The Brazilian Federal Revenue Secretariat (RFB) has stated that Brazilian investors in the crypto asset market must pay income tax on transactions involving the exchange of cryptocurrencies to others; for example, Bitcoin for Ethereum.
The RFB statement was published in the Official Gazette of the Union and it was the result of a query made by a citizen of the country to the regulator. Late last year, the group issued a ruling stating that cryptocurrency peer-to-peer transactions are taxable even if there is no conversion to the real (Brazil’s national currency).
Although it does not specify what can be understood as “revenue”, since in the exchange of one crypto asset for another there is no capital gain in fiat currency, points out that there is, even so, the obligation to pay taxes on the eventual gain:
“The capital gain calculated on the sale of cryptocurrencies, when one is used directly in the acquisition of another, even if the acquired cryptocurrency is not previously converted into reais or another fiduciary currency, is taxed by personal income tax. natural”.
However, keep in mind that not all investors in cryptocurrencies have to declare their operations, since the regulator established that only investors who manage more than 35,000 BRL (or approximately USD 7,263.67) in cryptocurrencies must pay the tax on the rent.
“Capital gains obtained from the sale of cryptocurrencies are exempt from income tax if the total value of sales in a month, of any type of crypto assets or virtual currency, regardless of its name, is equal to or less than 35,000.00 BRL “, declared the RFB.
Federal Deputy, Kim Kataguiri (We can-São Paulo), He previously declared that he considers the proposal illegal and asked the National Congress to order the immediate suspension of the determination.

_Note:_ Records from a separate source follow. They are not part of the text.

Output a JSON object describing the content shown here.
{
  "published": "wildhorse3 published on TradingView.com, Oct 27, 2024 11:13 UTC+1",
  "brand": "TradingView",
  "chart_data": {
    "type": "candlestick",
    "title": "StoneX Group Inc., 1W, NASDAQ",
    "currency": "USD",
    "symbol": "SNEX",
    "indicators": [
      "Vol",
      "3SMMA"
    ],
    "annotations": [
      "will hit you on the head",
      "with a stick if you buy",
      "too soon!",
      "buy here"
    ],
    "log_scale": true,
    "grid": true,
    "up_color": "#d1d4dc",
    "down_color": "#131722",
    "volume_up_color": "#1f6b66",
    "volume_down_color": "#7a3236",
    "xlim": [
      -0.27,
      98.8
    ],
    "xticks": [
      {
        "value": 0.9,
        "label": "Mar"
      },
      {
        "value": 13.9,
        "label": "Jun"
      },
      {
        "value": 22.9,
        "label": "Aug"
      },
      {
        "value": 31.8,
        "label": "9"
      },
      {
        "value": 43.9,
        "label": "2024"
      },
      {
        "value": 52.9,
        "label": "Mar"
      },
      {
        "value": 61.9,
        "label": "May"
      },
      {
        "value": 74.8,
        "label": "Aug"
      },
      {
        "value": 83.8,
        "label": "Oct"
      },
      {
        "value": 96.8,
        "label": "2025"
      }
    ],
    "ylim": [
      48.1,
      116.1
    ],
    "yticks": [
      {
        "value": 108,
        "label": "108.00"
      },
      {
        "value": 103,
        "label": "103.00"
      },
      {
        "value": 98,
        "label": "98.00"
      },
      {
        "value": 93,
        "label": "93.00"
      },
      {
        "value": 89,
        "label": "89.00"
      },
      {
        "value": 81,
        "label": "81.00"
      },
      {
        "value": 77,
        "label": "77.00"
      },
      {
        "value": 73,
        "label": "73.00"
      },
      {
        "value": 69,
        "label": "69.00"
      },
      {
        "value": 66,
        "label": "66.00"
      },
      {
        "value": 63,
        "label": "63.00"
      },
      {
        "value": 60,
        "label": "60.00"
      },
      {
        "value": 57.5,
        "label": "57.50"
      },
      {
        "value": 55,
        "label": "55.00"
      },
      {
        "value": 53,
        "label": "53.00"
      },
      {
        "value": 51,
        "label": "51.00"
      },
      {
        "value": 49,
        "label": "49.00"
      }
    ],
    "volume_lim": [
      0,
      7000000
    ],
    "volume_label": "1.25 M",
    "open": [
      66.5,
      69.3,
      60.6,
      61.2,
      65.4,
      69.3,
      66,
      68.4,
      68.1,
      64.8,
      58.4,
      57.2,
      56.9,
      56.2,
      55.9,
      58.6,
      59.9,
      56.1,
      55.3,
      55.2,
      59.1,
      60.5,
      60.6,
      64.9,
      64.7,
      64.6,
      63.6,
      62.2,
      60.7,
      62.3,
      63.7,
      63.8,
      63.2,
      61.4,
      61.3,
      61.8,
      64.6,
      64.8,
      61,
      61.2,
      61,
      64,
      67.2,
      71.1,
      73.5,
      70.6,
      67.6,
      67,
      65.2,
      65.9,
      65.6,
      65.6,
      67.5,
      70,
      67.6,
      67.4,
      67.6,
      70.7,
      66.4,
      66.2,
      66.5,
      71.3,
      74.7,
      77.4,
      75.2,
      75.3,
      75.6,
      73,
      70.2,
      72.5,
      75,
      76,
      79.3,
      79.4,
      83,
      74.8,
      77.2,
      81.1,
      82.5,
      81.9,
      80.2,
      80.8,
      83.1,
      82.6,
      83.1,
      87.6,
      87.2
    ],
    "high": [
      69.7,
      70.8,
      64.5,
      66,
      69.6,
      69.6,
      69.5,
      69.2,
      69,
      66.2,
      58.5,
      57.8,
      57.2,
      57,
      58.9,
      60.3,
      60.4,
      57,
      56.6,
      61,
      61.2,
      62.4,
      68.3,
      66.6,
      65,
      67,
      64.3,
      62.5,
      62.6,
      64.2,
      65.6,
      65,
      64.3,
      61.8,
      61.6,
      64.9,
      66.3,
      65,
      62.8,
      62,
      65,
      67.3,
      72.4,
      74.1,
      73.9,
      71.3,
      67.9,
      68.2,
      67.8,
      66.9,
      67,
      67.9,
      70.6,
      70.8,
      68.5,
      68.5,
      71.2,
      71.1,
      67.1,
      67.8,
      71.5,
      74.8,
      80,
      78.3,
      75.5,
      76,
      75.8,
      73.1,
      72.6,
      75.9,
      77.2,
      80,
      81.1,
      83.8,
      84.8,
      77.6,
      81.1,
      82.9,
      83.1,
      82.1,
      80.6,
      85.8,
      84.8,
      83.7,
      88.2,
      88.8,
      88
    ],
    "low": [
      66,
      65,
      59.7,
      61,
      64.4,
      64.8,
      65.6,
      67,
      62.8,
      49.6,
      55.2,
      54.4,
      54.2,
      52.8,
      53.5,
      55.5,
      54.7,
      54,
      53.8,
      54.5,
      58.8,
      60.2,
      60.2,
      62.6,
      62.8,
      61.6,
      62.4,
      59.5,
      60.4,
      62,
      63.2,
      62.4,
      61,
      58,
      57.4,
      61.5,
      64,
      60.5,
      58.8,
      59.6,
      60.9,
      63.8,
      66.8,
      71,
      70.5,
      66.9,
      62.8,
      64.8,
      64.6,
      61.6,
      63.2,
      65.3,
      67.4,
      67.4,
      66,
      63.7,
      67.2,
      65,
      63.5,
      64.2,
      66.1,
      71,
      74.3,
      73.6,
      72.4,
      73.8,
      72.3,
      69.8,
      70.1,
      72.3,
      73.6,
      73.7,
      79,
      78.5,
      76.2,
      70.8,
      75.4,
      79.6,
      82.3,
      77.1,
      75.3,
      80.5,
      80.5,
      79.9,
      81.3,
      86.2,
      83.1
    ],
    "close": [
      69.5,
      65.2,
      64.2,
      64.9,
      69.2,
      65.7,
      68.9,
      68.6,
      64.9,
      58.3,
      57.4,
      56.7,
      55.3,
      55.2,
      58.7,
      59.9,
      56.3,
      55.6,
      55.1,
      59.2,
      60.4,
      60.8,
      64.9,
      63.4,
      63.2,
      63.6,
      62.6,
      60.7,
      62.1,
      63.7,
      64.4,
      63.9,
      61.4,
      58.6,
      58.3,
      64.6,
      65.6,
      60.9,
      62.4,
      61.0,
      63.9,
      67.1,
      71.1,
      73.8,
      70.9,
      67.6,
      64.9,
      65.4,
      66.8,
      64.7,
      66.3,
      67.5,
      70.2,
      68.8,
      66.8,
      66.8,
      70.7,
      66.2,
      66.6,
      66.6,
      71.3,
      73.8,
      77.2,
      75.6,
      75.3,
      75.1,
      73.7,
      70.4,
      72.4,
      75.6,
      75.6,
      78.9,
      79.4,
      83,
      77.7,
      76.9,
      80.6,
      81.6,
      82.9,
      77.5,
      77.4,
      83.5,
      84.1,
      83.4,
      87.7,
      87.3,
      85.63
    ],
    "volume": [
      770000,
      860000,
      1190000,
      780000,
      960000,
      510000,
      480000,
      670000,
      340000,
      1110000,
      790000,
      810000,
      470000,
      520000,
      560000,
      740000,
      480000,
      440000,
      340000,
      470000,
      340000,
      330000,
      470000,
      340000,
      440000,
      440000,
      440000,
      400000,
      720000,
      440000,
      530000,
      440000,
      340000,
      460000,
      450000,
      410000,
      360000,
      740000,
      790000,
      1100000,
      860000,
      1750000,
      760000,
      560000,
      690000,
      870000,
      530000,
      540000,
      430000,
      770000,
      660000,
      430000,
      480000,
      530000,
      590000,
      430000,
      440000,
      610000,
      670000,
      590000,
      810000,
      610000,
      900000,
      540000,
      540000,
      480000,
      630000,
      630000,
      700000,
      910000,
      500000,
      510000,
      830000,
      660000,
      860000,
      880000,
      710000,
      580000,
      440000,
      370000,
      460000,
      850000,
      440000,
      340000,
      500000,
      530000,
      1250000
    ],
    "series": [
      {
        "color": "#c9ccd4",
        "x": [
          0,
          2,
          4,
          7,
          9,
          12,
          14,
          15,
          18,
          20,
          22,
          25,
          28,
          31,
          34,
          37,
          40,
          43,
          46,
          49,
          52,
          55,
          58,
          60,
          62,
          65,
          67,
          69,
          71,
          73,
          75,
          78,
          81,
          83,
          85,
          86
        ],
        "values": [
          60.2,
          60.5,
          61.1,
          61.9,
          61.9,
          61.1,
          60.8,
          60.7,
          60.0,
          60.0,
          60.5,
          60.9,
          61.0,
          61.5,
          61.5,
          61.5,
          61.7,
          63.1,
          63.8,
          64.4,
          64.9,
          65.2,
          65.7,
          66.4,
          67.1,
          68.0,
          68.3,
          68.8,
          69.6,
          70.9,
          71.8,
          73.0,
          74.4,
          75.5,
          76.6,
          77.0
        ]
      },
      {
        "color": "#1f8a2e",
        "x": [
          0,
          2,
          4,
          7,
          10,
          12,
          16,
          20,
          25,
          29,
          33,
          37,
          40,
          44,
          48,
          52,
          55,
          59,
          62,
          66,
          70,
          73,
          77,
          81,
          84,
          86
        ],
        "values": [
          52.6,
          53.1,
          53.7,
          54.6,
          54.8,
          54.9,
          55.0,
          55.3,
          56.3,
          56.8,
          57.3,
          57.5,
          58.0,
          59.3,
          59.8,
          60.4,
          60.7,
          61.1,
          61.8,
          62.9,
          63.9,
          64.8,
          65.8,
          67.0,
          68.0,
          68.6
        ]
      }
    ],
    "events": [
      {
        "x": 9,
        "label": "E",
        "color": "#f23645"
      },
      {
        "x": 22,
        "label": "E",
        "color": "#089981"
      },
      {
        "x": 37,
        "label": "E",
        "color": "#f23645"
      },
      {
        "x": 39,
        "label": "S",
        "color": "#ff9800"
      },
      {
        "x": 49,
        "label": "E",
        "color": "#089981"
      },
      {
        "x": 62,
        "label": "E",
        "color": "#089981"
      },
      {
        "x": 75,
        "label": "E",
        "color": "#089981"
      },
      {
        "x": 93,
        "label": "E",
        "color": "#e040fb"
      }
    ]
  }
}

According to Kataguiri, the regulations on the calculation and payment of income tax establishes that there will only be capital gains in the exchanges when it comes to national currency (Articles 134 and 136 of Decree 9,580 and 2018) -which does not happen when crypto assets are exchanged for others-.
“In the exchange between crypto assets, there is no exchange involving national currency; one crypto asset is exchanged for another, therefore, there is no increase in equity”, declared the deputy.
The parliamentarian argues that According to article 110 of the Tax Code, the tax law cannot change the definition of private law institutes and, therefore, the Federal Secretariat does not have the power to change an understanding of the Tax Code.
“If the Union wants to tax the exchange of crypto assets, a legal innovation will be necessary, and even in this case doubts may arise about the constitutionality of the new law. What we have is a completely illegal interpretation made by the tax authorities, which clearly exceeds the power of regulation”, Kataguiri said.
Brazilian investors in the crypto market have been required to declare their crypto assets to the regulator since 2016. In 2019, the country’s Federal Revenue Secretariat published Normative Instruction 1888, which determines that all national exchanges are required to report to the regulator on a monthly basis all cryptocurrency transactions made between users.